Il Coronavirus ci sta ricordando quanto siamo piccoli e quanto le tradizioni religiose, per quanto possiamo essere o no credenti, sono tutto ciò che ci ricordano l'appartenenza.
Risucchiati dalla paura, dagli arresti domiciliari in cui questo virus ci ha condannato, sballottati dalla paura dell’altro e del contatto, ci siamo risvegliati, oggi, nella mattina del 19 marzo: festa dei papà e di San Giuseppe. Autentico padre e marito della nostra Achiropita ha sempre avuto un’aura particolare per l’area bizantina di Corigliano Rossano.
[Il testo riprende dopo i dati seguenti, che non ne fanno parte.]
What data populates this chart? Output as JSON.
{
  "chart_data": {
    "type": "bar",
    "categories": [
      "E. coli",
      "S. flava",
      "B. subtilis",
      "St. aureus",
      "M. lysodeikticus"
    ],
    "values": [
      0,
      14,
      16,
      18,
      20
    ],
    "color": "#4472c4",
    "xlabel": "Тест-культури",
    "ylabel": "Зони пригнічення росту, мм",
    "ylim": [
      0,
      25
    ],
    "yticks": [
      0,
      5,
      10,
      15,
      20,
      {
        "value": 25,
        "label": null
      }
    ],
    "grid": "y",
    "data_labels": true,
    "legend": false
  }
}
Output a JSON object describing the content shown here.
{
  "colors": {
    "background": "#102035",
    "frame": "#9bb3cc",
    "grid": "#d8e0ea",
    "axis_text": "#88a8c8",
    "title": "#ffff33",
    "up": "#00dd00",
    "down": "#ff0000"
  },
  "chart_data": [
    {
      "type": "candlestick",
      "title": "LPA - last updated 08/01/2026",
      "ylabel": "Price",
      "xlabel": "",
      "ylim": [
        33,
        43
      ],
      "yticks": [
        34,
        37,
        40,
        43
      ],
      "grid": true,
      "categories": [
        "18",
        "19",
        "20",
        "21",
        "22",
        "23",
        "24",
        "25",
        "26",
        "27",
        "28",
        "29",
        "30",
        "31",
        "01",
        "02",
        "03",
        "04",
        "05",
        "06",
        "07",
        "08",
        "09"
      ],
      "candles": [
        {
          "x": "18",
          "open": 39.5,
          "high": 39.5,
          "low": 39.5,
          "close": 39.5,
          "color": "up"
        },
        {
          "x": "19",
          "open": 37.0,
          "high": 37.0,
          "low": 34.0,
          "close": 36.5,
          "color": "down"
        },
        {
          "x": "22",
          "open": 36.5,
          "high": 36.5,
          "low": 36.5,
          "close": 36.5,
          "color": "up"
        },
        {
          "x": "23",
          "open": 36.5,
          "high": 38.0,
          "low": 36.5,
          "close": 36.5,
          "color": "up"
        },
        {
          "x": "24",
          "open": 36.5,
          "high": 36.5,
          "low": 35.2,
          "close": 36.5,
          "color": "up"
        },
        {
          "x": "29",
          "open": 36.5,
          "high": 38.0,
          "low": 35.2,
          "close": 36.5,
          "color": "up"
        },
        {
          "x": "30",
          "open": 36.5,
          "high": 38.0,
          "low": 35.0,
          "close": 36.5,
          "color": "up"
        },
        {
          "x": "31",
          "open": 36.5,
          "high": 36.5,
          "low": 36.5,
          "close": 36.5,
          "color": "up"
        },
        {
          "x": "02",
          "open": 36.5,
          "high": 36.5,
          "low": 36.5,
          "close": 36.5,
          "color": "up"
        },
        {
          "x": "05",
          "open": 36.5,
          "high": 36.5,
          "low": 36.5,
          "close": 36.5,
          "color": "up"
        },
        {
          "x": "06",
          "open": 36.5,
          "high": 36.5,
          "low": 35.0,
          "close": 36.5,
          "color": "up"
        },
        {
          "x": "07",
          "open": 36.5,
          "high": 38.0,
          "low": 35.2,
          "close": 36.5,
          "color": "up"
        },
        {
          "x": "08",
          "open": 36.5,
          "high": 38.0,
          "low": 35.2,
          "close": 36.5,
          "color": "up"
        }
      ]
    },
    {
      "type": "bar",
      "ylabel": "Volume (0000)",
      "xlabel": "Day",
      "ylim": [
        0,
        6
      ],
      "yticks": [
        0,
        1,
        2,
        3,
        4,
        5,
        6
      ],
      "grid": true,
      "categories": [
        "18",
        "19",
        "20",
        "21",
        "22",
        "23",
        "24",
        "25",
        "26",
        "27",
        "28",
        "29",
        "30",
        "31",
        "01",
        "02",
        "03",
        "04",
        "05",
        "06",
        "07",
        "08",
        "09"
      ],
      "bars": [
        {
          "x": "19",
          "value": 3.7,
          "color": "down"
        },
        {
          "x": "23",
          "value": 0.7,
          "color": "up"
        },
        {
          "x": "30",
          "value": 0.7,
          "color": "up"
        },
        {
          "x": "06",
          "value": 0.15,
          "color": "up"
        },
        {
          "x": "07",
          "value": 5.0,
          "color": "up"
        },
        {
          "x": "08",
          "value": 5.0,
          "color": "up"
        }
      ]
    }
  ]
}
Il virus, oltre che la libertà, ci chiede di sacrificare anche il senso della comunità che questo giorno si porta con sé. Quest’anno, anche per preservare i tanti nonni che sono anche papà - e chissà quanti si chiamano Giuseppe -, si resta a casa e si rispettano le regole.
“U mmit e San Giuseppe” da offrire ai vicini, quest’anno poco importante se salterà, il prossimo anno
i tagghjarin e cicir cu baccalà saranno più buoni perché avranno il sapore del sacrificio e dell’attesa, valori che abbiamo immolato sugli altari del consumismo, del benessere ostentato e del tutto e subito. Ciò che non ti uccide ti rende più forte, proprio come quel carpentiere che scappò in Egitto, trapassò le avversità e conobbe con Maria l’isolamento per difendere il bambino che cambiò il mondo. San Giuseppe il santo dei moribondi e dei lavoratori, oggi due facce della stessa medaglie, messi all’angolo dallo stesso virus. Ma dopo aver attraversato i deserti e passato il Mar Rosso, per tutti c’è Nazareth: c’è casa.